Dua orang yang bersahabat dan kerap makan bersama bisa berubah jadi saling maki dan saling nista di media sosial. Entah itu di Twiiter, Facebook, ataupun di grup Whatsapp (WAG).
Saling singgung, saling hina, saling menistakan, saling merendahkan orang lain, bahkan sampai taraf saling mengkafir-kafirkan, jadi makanan sehari-hari di tengah panasnya politik.
Saling beradu argumen yang mengutip sumbernya dari media. Media dianggap melakukan politik redaksional. Media dipuja-puji jika sejalan dengan pemikirannya. jika sebaliknya, media langsung dimaki-maki.
Dalam dunia jurnalistik, bisa jadi sebuah berita yang disajikan sangat dipengaruhi oleh pandangan wartawan dan tim redaksi. Baik itu karena latar belakang sosial, pendidikan, kewarganegaraan, kelompok etnis, atau agamanya.
Kebenaran yang dibentuk manusia tak ada yang bersifat mutlak. Selama bentukan manusia, kebenaran tersebut bisa direvisi.
Seorang terdakwa bisa dibebaskan karena tidak terbukti salah. Hakim bisa keliru mengambil putusan. Pelajaran terkait ilmu pengetahuan dan sosial bisa salah bahkan bisa direvisi.
Fungsi jurnalistik salah satunya membentuk kebenaran fungsional. Bukan kebenaran dalam tataran filosofis. Selain itu, kebenaran yang diberitakan media dibentuk lapisan demi lapisan. Contohnya dalam kasus tabrakan lalu lintas.
Hari pertama, wartawan memberitakan kecelakaan itu dimana, jam berapa, jenis kendaraanya, korbannya bagaimana dan sebagainya.
Hari kedua, berita itu mungkin ditanggapi oleh pihak lain seperti polisi atau keluarga korban. Bisa jadi ada koreksi. Dan pada hari ketiga, bisa jadi koreksi itulah yang diberitakan. Demikian seterusnya.

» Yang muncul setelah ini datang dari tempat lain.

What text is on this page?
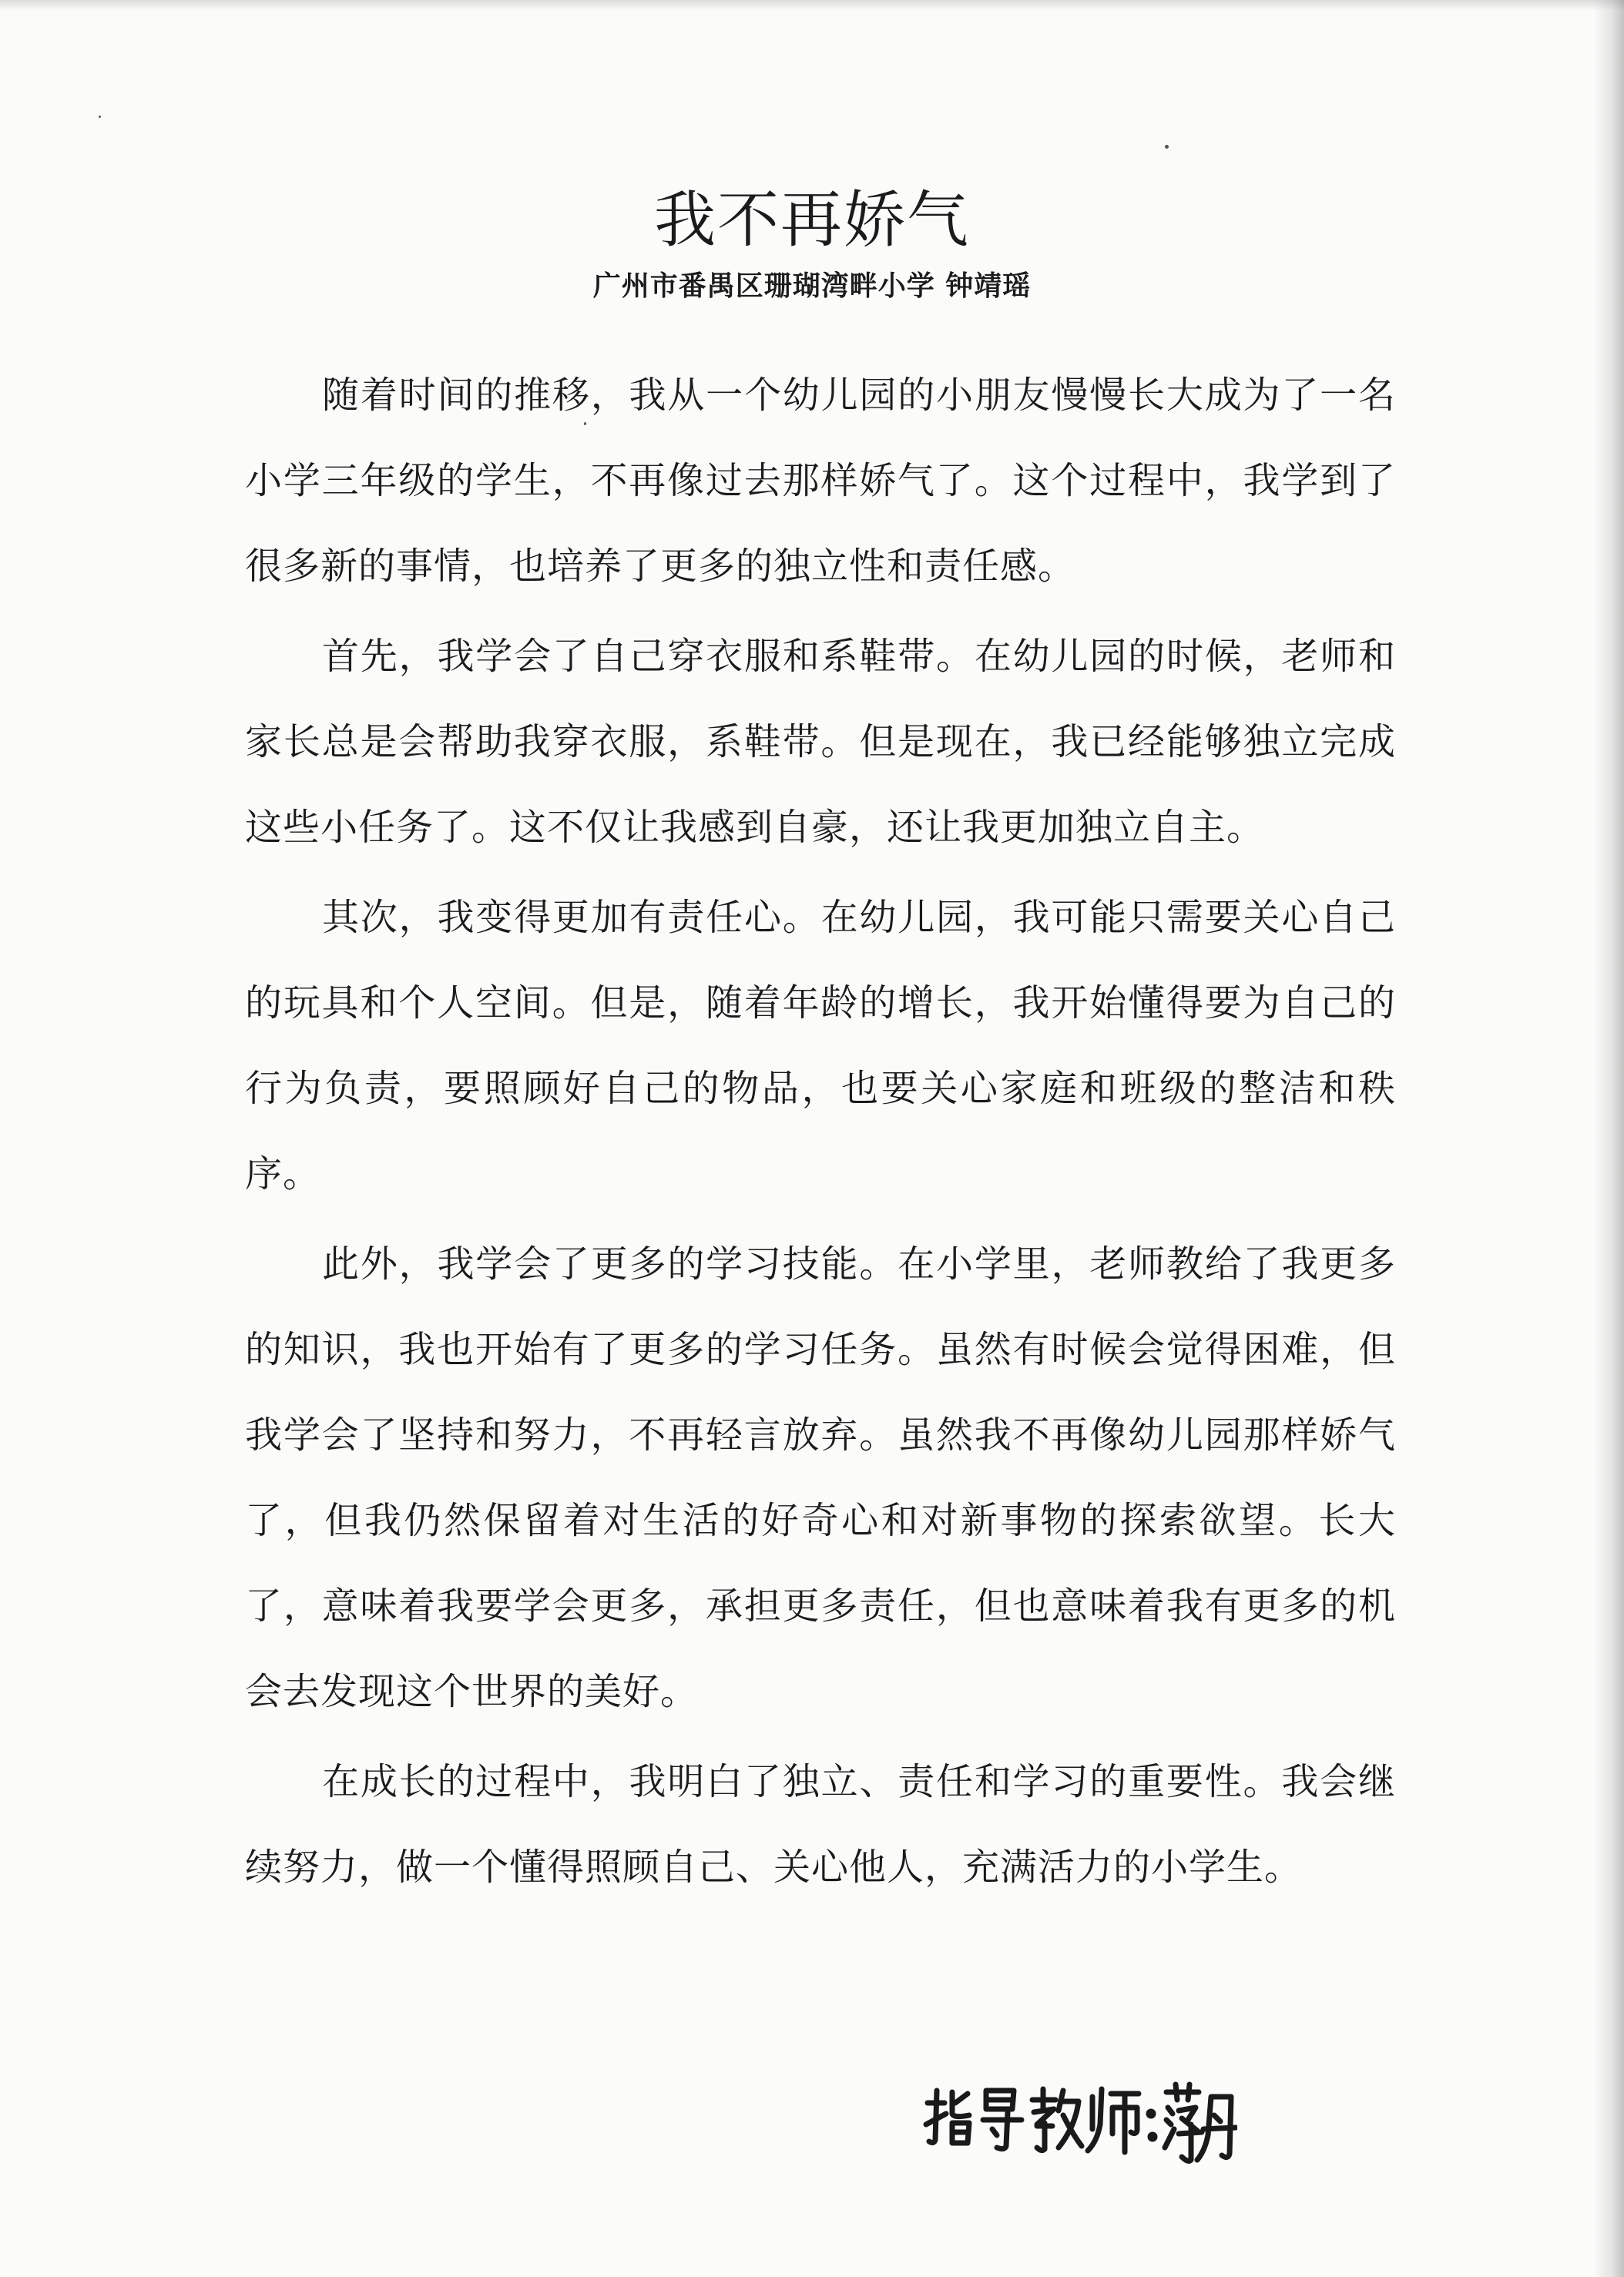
我不再娇气
广州市番禺区珊瑚湾畔小学 钟靖瑶

随着时间的推移，我从一个幼儿园的小朋友慢慢长大成为了一名小学三年级的学生，不再像过去那样娇气了。这个过程中，我学到了很多新的事情，也培养了更多的独立性和责任感。

首先，我学会了自己穿衣服和系鞋带。在幼儿园的时候，老师和家长总是会帮助我穿衣服，系鞋带。但是现在，我已经能够独立完成这些小任务了。这不仅让我感到自豪，还让我更加独立自主。

其次，我变得更加有责任心。在幼儿园，我可能只需要关心自己的玩具和个人空间。但是，随着年龄的增长，我开始懂得要为自己的行为负责，要照顾好自己的物品，也要关心家庭和班级的整洁和秩序。

此外，我学会了更多的学习技能。在小学里，老师教给了我更多的知识，我也开始有了更多的学习任务。虽然有时候会觉得困难，但我学会了坚持和努力，不再轻言放弃。虽然我不再像幼儿园那样娇气了，但我仍然保留着对生活的好奇心和对新事物的探索欲望。长大了，意味着我要学会更多，承担更多责任，但也意味着我有更多的机会去发现这个世界的美好。

在成长的过程中，我明白了独立、责任和学习的重要性。我会继续努力，做一个懂得照顾自己、关心他人，充满活力的小学生。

Jadi kebenaran fungsional dalam media dibentuk dari demi hari, lapisan demi lapisan. Ibaratnya stalagmit, tetes demi tetes kebenaran itu membentuk stalagmit yang besar. Memakan waktu dan prosesnya lama.
“Jangan memberhalakan kebenaran. Karena hanya DIA yang benar-benar BENAR.”